Without jobs, young men cannot afford to get married, increasing levels of frustration.

The U.S. government is giving $42 million in emergency aid to Kyrgyzstan, much of it directed at creating summer public works jobs for young men in the riot torn areas of the south.

The interim government in Kyrgyzstan took power after riots in April in Bishkek, the nation's capital. After three months, its control of the country is shaky. In Southern Kyrgyzstan, ethnic Uzbeks say Krygyz government soldiers and vehicles participated in attacks on their communities. Today, ethnic mistrust is high. There are calls by Uzbek leaders for autonomy.
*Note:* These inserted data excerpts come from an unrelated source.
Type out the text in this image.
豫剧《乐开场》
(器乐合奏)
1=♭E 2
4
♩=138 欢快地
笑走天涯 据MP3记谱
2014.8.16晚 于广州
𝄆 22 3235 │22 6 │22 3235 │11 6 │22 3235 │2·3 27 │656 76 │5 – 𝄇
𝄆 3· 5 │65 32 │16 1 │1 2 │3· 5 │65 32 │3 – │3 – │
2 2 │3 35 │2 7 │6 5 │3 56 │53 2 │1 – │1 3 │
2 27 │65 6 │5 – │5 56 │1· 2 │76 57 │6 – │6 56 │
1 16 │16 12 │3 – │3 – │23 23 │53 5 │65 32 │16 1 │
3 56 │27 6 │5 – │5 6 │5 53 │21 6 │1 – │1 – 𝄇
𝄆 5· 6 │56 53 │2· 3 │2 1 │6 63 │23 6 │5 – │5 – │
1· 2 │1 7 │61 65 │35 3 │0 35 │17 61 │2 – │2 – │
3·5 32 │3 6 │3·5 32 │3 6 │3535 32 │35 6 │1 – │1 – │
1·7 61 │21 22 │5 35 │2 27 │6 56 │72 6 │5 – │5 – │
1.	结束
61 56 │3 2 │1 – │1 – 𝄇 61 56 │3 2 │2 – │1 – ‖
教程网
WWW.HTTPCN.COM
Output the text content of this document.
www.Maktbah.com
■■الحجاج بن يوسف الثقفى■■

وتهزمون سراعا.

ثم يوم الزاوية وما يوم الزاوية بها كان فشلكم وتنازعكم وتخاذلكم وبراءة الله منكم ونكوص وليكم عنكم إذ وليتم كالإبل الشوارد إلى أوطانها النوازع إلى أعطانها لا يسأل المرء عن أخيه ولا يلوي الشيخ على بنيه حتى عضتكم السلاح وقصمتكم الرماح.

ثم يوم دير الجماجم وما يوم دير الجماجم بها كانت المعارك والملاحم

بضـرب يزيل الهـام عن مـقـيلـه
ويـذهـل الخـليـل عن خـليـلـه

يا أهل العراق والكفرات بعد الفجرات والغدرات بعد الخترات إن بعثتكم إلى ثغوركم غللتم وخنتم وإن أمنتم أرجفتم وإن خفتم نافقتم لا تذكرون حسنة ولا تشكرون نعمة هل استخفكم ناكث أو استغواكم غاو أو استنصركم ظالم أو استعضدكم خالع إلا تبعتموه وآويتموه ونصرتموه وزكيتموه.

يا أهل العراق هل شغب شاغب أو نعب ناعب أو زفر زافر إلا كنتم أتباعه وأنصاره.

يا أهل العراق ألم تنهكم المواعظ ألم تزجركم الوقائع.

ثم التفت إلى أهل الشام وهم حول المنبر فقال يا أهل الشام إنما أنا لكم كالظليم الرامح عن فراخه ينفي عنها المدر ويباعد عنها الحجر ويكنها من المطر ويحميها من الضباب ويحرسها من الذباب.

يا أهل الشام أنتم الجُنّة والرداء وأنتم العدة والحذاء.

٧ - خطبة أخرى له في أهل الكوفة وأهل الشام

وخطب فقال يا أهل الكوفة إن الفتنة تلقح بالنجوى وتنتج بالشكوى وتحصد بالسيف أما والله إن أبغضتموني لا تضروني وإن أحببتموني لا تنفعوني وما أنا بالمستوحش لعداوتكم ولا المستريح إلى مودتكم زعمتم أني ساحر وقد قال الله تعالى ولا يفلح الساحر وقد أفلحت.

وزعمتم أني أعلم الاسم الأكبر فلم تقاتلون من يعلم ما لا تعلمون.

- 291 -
There are reports that both groups are arming.

Zamira Sydykova, a former Kyrgyz ambassador to the United States, told conference participants that she worries that talk of Uzbek autonomy is increasing. "Autonomy -- it's one of the requests could come from Uzbek diasporas, Uzbek cultural centers and leaders who will try to play the game, who will try to involve in some of the political affairs of the country," she said.

But Eric McGlinchey, a Central Asia specialist at George Mason University, told the conference that some form of local autonomy might be the only way to quell ethnic Uzbek and Kyrgyz tensions in southern Kyrgyzstan. "There already are de facto Uzbek autonomous regions in the south. And it is not simply entire regional territories, but there are sections within cities that are mixed cities that are in essence autonomous. So the immediate question is: Do we give these de facto autonomous regions legitimacy or the does the government continue to fight to wrest control back from these regions? A productive outcome would be to recognize this autonomy and try to create some kind of cooperative framework where there is local rule within the framework of the greater Kyrgyz state,'' he said.

Kyrgyzstan is the world's only nation to host an American and a Russian military base. Russia has had a military presence in Kyrgystan since the 1876, when Czar Alexander II absorbed the area into his empire. In 2001, the United States opened a military transit center, a staging area for NATO's northern supply route to Afghanistan.

Both bases are in the north of Kyrgyzstan. A mountain chain separates them from the turbulent south.